Berita Aktual, Berita Kesehatan – Jakarta – Yang terbaru studimengungkap perbandingan resiko penyakit jantung antara rokok elektrik alias vape dan rokok konvensional.

Benarkahh Rokok Elektrik Lebih Berbahaya Bagi jantung Dari Pada Rokok Biasa? Pro kontra efek samping rokok elektrik masih jadi topik penelitian yang menarik. Yang terbaru studi mengungkap perbandingan resiko penyakit jantung antara rokok elektrik dan rokok konvensional.

Baca Juga : Hobi Tidur Seusai Makan? Hati – Hati Terkena Diabetes

Tim peneliti Cedars Sinai Medica Center dalam acara  bertajuk American Heart Association scientific conference di Los Angeles Amerika Serikat baru-baru ini menemukan bahwa rokok elektrik justru ditengarai lebih bahaya bagi jantung, Benarkah? Tim hrus melalkukan perbandingan kondisi jantung 10 perokok elektrik dan 10 perokok konvensional, Mereka semua berusia di bawah 40 tahun dan dalam kondisi sehat ketika diminta melakukan olahraga ringan aliran darah bukan perokok berfungsi baik sementara aliran darah perokok konvensional tetap bekerja alakadarnya tetapi di antara para perokok elektrik tidak ada peningkatan sama sekali.

Ini menunjukan bahwa rokok elektrik menyebabkan kelainan dan dapat menghambat pengaturan aliran darah di jantung kata Dr Florian Rader rekan penulis penelitian dan spesialis jantung di Smidt Heart Institude Cedars Sinai banyak orang mengasosiasikan rokok dengan kanker paru-paru padahal penyakit jantung sangat berhubungan dengan kegiatan merokok dan telah membunuh  lebih banyak orang di Amerika setiap tahunya.

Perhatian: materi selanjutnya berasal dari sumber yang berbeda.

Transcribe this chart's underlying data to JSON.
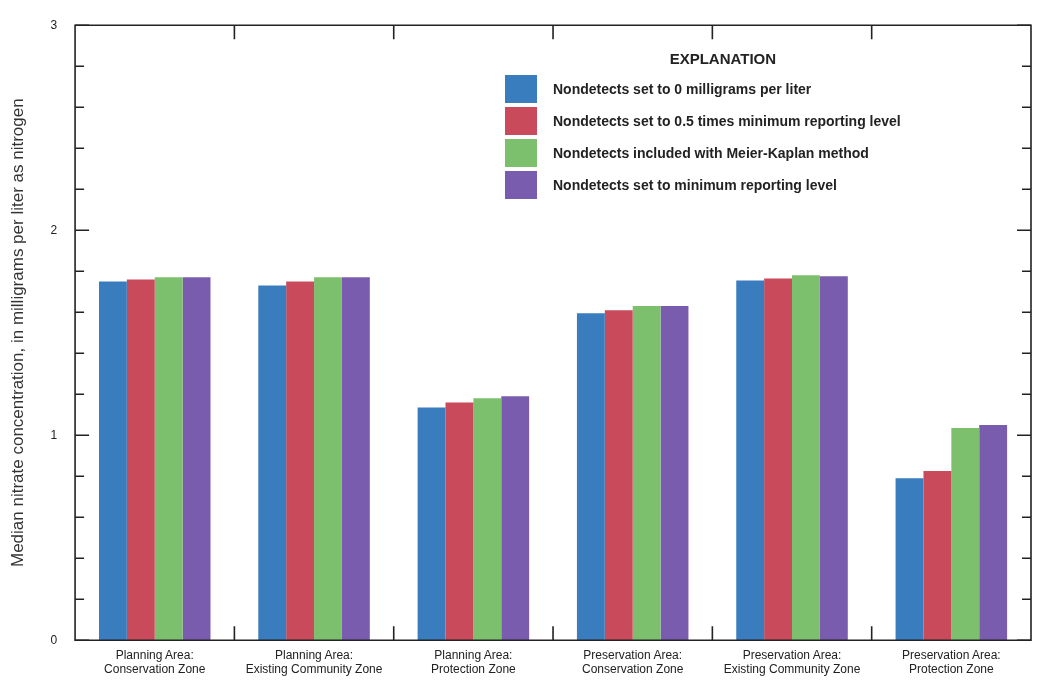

Lewat laporan tahun 2014 dari Office of Surgeon General merokok adalah penyebab sekitar satu dari empat kematian  akibat kardiovaskular di AS setiap tahunnya Dan jika Rokok elektrik ternyata leboh buruk lagi bagi jantung dari pada rokok tembakau maka implikasi kesehatan akibat rokok elektrik akan sangat sesar.

Meski demikian Rader mengatakan bahwa studi yang timnya lakukan masih sangat kecil untuk mendapat jawaban yang memuaskan. Ia dan timnya juga mengaku tidak mengontrol kondisi jantung dan aliran darah perokok elektrik yang menggunakan cairan mengandung THC, senyawa mariyuana yang dituduh dapat membahayakan kesehatan.

Untuk para perokok elektrik, saya rasa ini bukti dari peringatan lain, dan ini juga pembenaran untuk studi penelitian yang lebih besar,” ujarnya.

Sebagai informasi, sekitar dua ribu lebih warga AS sakit diakibatkan rokok elektrik sejak Maret 2019 ini. Banyak dari mereka adalah orang dewasa muda dan remaja dengan 40 orang diantaranya meninggal dunia.

The Centers for Disease Control and Prevention atau CDC mengumumkan bahwa pandemi ini berasal dari senyawa umum yang ada pada rokok elektrik yaitu vitamin E asetat yang digunakan sebagai bahan pengental pada cairan rokok elektrik.